Under this definition field, f'(x)=(lnx).'+（x）'=（1/x）+1。The derivative function is continuous under the defined domain (0,+) of f(x). and under this definition field, f'(x)=(lnx).'+（x）'=(1 x)+1>0, then f(x) is monotonically incremented under the definition domain (0, +.

In fact, you don't have to bother to calculate this at all, you can know it at a glance. lnx is monotonically increasing at (0,+, and x is monotonically increasing in the range of real numbers. The sum of the two, of course, is monotonically increasing within the scope of the defined domain.

If the function has a monotonically decreasing interval, x>0, and f'(x)=1/x+ax-2

It can be found directly by the derivative of composite functions and exponential functions, or you can find the logarithm first and then the derivative.

Monotonicity depends on whether the derivative is greater than 0 or less than 0

If you ask directly, you can.

If the derivative is greater than 0, it will increase, if the derivative is less than 0, it will decrease, and it is strictly monotonic, if the derivative is 0, it is a stable point, and it may be an extreme point.

There are formulas for the derivation of exponential functions and power functions, and they are carried out according to the formulas.

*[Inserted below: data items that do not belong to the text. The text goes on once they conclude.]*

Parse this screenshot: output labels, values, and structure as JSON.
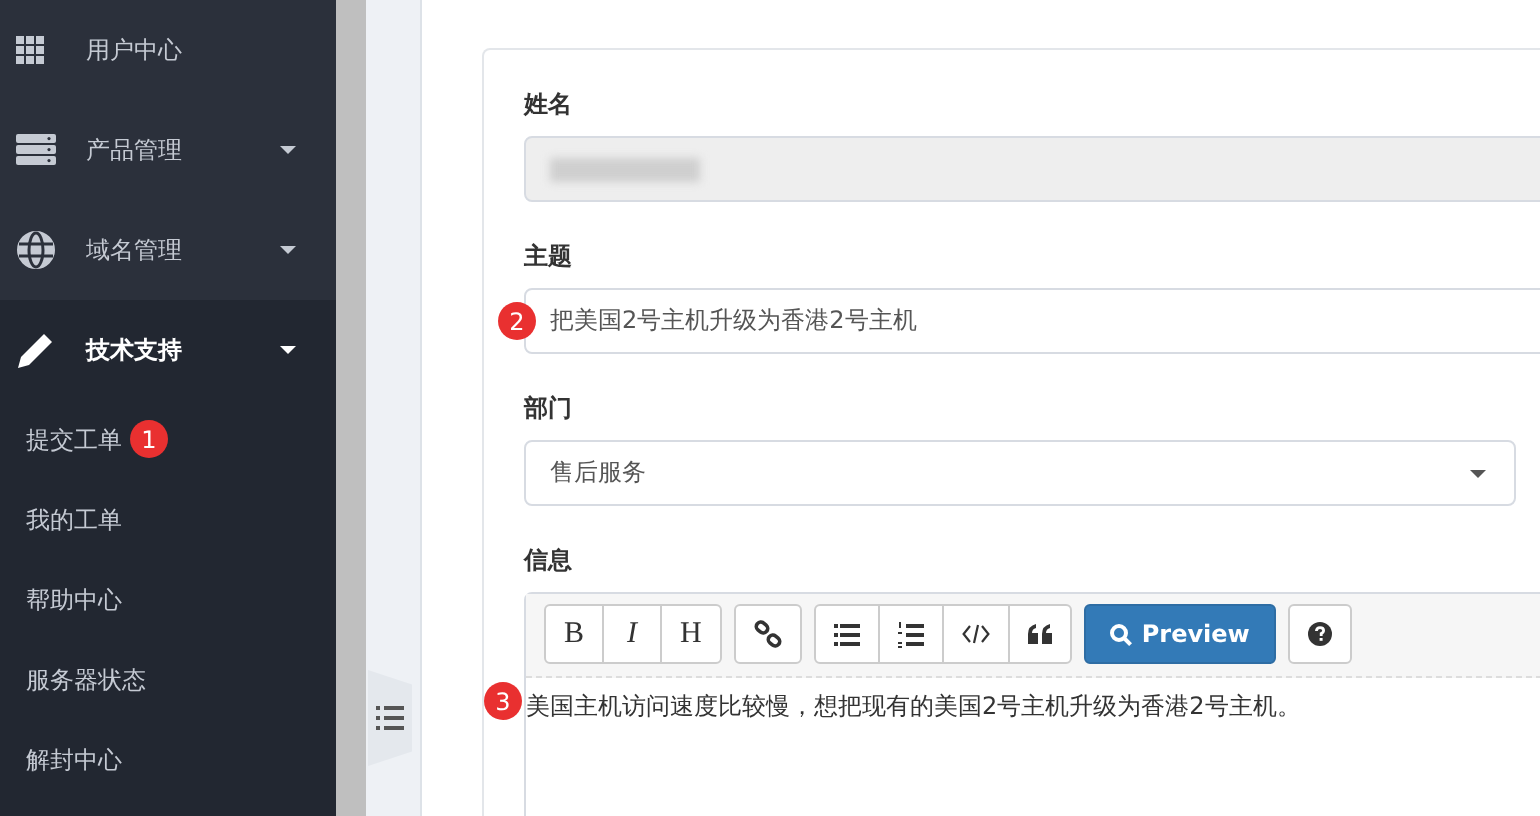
{
  "sidebar": {
    "items": [
      {
        "kind": "link",
        "label": "用户中心"
      },
      {
        "kind": "menu",
        "label": "产品管理",
        "expanded": false
      },
      {
        "kind": "menu",
        "label": "域名管理",
        "expanded": false
      },
      {
        "kind": "menu",
        "label": "技术支持",
        "expanded": true,
        "children": [
          {
            "label": "提交工单",
            "badge": "1"
          },
          {
            "label": "我的工单"
          },
          {
            "label": "帮助中心"
          },
          {
            "label": "服务器状态"
          },
          {
            "label": "解封中心"
          }
        ]
      }
    ]
  },
  "form": {
    "name": {
      "label": "姓名",
      "disabled": true
    },
    "subject": {
      "label": "主题",
      "value": "把美国2号主机升级为香港2号主机",
      "badge": "2"
    },
    "department": {
      "label": "部门",
      "value": "售后服务"
    },
    "message": {
      "label": "信息",
      "badge": "3",
      "value": "美国主机访问速度比较慢，想把现有的美国2号主机升级为香港2号主机。",
      "toolbar": [
        [
          {
            "kind": "text",
            "label": "B"
          },
          {
            "kind": "text",
            "label": "I"
          },
          {
            "kind": "text",
            "label": "H"
          }
        ],
        [
          {
            "kind": "icon"
          }
        ],
        [
          {
            "kind": "icon"
          },
          {
            "kind": "icon"
          },
          {
            "kind": "icon"
          },
          {
            "kind": "icon"
          }
        ],
        [
          {
            "kind": "primary",
            "label": "Preview"
          }
        ],
        [
          {
            "kind": "icon"
          }
        ]
      ]
    }
  }
}
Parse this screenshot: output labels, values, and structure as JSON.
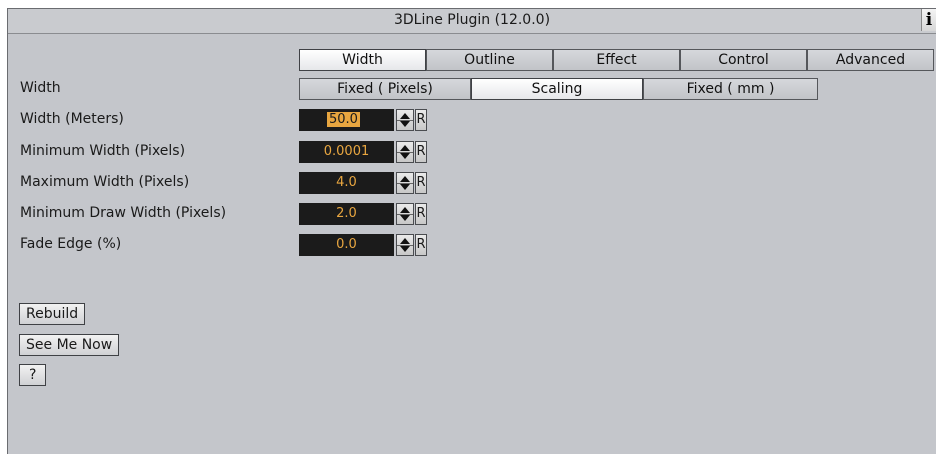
{
  "title": "3DLine Plugin (12.0.0)",
  "info_icon": "info-icon",
  "tabs": [
    {
      "label": "Width",
      "active": true
    },
    {
      "label": "Outline",
      "active": false
    },
    {
      "label": "Effect",
      "active": false
    },
    {
      "label": "Control",
      "active": false
    },
    {
      "label": "Advanced",
      "active": false
    }
  ],
  "width_mode": {
    "label": "Width",
    "options": [
      "Fixed ( Pixels)",
      "Scaling",
      "Fixed ( mm )"
    ],
    "selected": "Scaling"
  },
  "params": [
    {
      "label": "Width (Meters)",
      "value": "50.0",
      "reset": "R",
      "selected": true
    },
    {
      "label": "Minimum Width (Pixels)",
      "value": "0.0001",
      "reset": "R"
    },
    {
      "label": "Maximum Width (Pixels)",
      "value": "4.0",
      "reset": "R"
    },
    {
      "label": "Minimum Draw Width (Pixels)",
      "value": "2.0",
      "reset": "R"
    },
    {
      "label": "Fade Edge (%)",
      "value": "0.0",
      "reset": "R"
    }
  ],
  "buttons": {
    "rebuild": "Rebuild",
    "see_me_now": "See Me Now",
    "help": "?"
  },
  "colors": {
    "panel_bg": "#c4c6cb",
    "field_bg": "#1b1b1b",
    "field_text": "#e8a640"
  }
}
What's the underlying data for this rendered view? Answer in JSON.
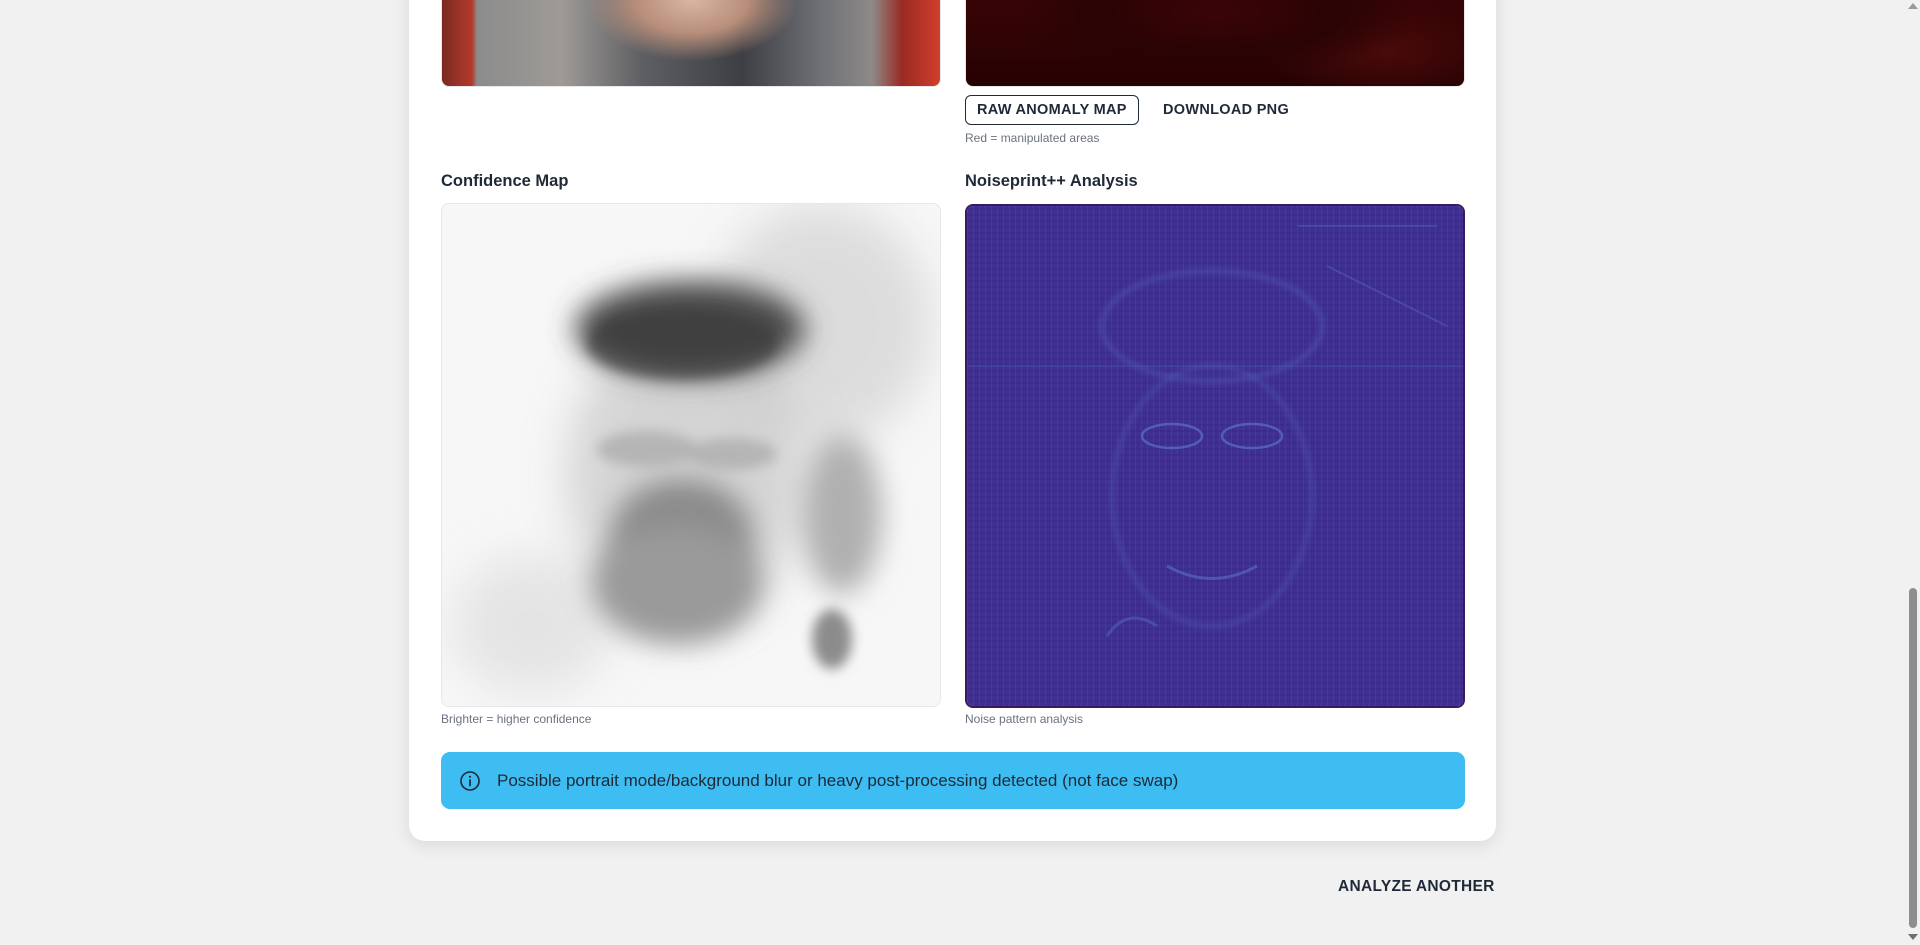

1、y=(1/3)^x，y ' = (1/3)^x * ln(1/3)。

2、y=x^-1，y ' = - x^-2 。

As for monotonicity, aren't exponential functions and power functions ready-made?

1. Since 0<1 3<1, the function is monotonically decreasing in (0,+.

2. Since -1<0, the function decreases monotonically on (0,+.

y = 3^(-x), y'= -3 (-x)ln3 < 0, the function decrements at (0, positive infinity);

y = x^(-1), y'= - x (-2) = -1 x 2 < 0, the function decrements at (0, positive infinity).

f(x) in (a,b) monotonous:

If the function increases monotonically, then f ( 0 always holds, and the function increases monotonically, then f ( 0 always holds, then f (x) ≠ 0, then f (x) has no zero point in (a, b).

The derivative is the tangent slope of the curve, when the curve is monotonous, the tangent slope is always positive (or negative), in fact, the derivative is always positive (or negative), of course, the derivative cannot be 0.